I have a class "Meeting" with two data members, one is of type "Date" which I defined myself,the other represents a description and is defined as a char *.
In my destructor I wish to free the memory used by the members.
This works fine for the Date object, but when I try to delete the char * the program crashes.
I know char * is a special case and that it can be interpreted as being an array. So how would I do this?
The char * member gets its value from a parameter passed with the constructor.
You can't just call delete on any object you find unsavory. You must have first dynamically allocated it with the new operator. At that point it is allocated from the heap and can be deleted (and should be deleted) by use of the delete operator. You cannot delete objects allocated normally, on the stack.
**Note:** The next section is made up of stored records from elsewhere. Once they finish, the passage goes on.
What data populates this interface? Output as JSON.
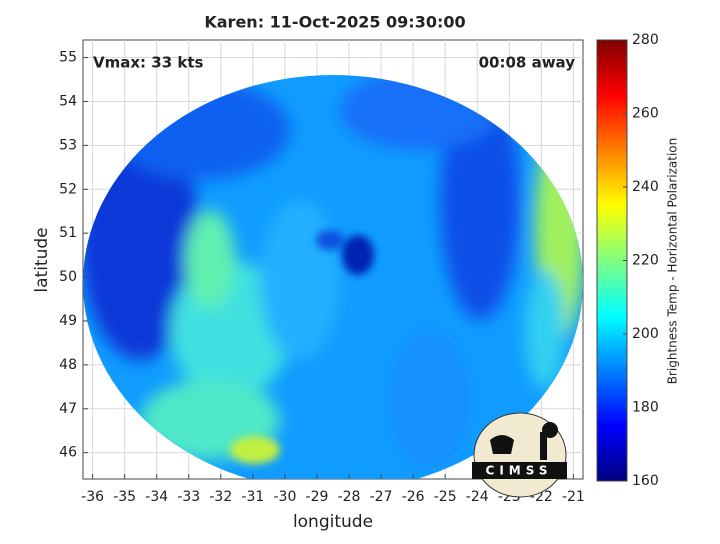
{
  "chart_data": {
    "type": "image",
    "title": "Karen: 11-Oct-2025 09:30:00",
    "annotations": [
      "Vmax: 33 kts",
      "00:08 away"
    ],
    "xlabel": "longitude",
    "ylabel": "latitude",
    "xlim": [
      -36.3,
      -20.7
    ],
    "ylim": [
      45.4,
      55.4
    ],
    "xticks": [
      -36,
      -35,
      -34,
      -33,
      -32,
      -31,
      -30,
      -29,
      -28,
      -27,
      -26,
      -25,
      -24,
      -23,
      -22,
      -21
    ],
    "yticks": [
      46,
      47,
      48,
      49,
      50,
      51,
      52,
      53,
      54,
      55
    ],
    "grid": true,
    "colorbar": {
      "label": "Brightness Temp - Horizontal Polarization",
      "colormap": "jet",
      "clim": [
        160,
        280
      ],
      "ticks": [
        160,
        180,
        200,
        220,
        240,
        260,
        280
      ]
    },
    "logo_text": "CIMSS"
  }
}
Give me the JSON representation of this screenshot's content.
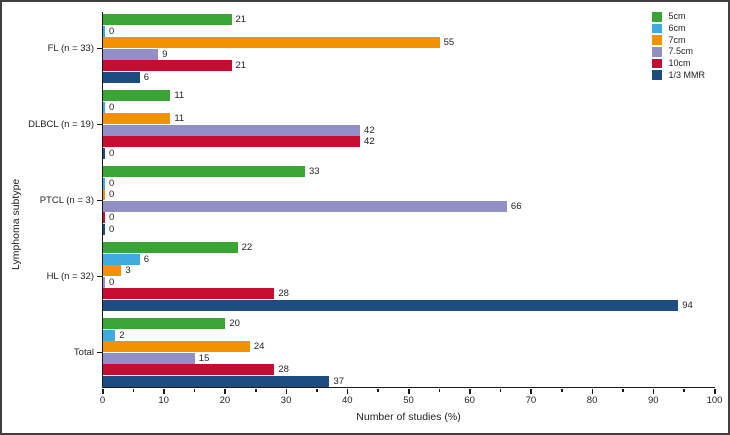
{
  "chart_data": {
    "type": "bar",
    "orientation": "horizontal",
    "xlabel": "Number of studies (%)",
    "ylabel": "Lymphoma subtype",
    "xlim": [
      0,
      100
    ],
    "xticks": [
      0,
      10,
      20,
      30,
      40,
      50,
      60,
      70,
      80,
      90,
      100
    ],
    "x_minor_tick_step": 5,
    "grid": false,
    "legend_position": "top-right",
    "categories": [
      "FL (n = 33)",
      "DLBCL (n = 19)",
      "PTCL (n = 3)",
      "HL (n = 32)",
      "Total"
    ],
    "series": [
      {
        "name": "5cm",
        "color": "#3aa437",
        "values": [
          21,
          11,
          33,
          22,
          20
        ]
      },
      {
        "name": "6cm",
        "color": "#3faade",
        "values": [
          0,
          0,
          0,
          6,
          2
        ]
      },
      {
        "name": "7cm",
        "color": "#f39200",
        "values": [
          55,
          11,
          0,
          3,
          24
        ]
      },
      {
        "name": "7.5cm",
        "color": "#918fc6",
        "values": [
          9,
          42,
          66,
          0,
          15
        ]
      },
      {
        "name": "10cm",
        "color": "#c60c30",
        "values": [
          21,
          42,
          0,
          28,
          28
        ]
      },
      {
        "name": "1/3 MMR",
        "color": "#1d4d80",
        "values": [
          6,
          0,
          0,
          94,
          37
        ]
      }
    ],
    "colors": {
      "axis": "#1a1a1a",
      "text": "#231f20",
      "figure_border": "#3f3f3f",
      "background": "#ffffff"
    }
  }
}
And to delete an array, you add subscripts onto it. It's somewhere in the references.
I see that I need to use new in order to be able to use delete. Should I use memcpy to get the data from the constructor into the member created with 'new'.
As far as I recall, no. You just create the object as a pointer and initialize it with new (but my memory is bad). Then you can refer to that allocated memory.
Here's my question - for what do you need the dynamic allocation? If you don't actually have a use for it (such as declaring arrays out of variable sizes but you could just use a standard container) then it's easier and clearer to just create from the stack.
Well, I think the point of the exercise (yes, it's an exercise) is to stumble upon this pitfall since it's an exercise about destructors and dynamic allocation.
anyways, I've updated the code with memcpy() and it seems to work just fine.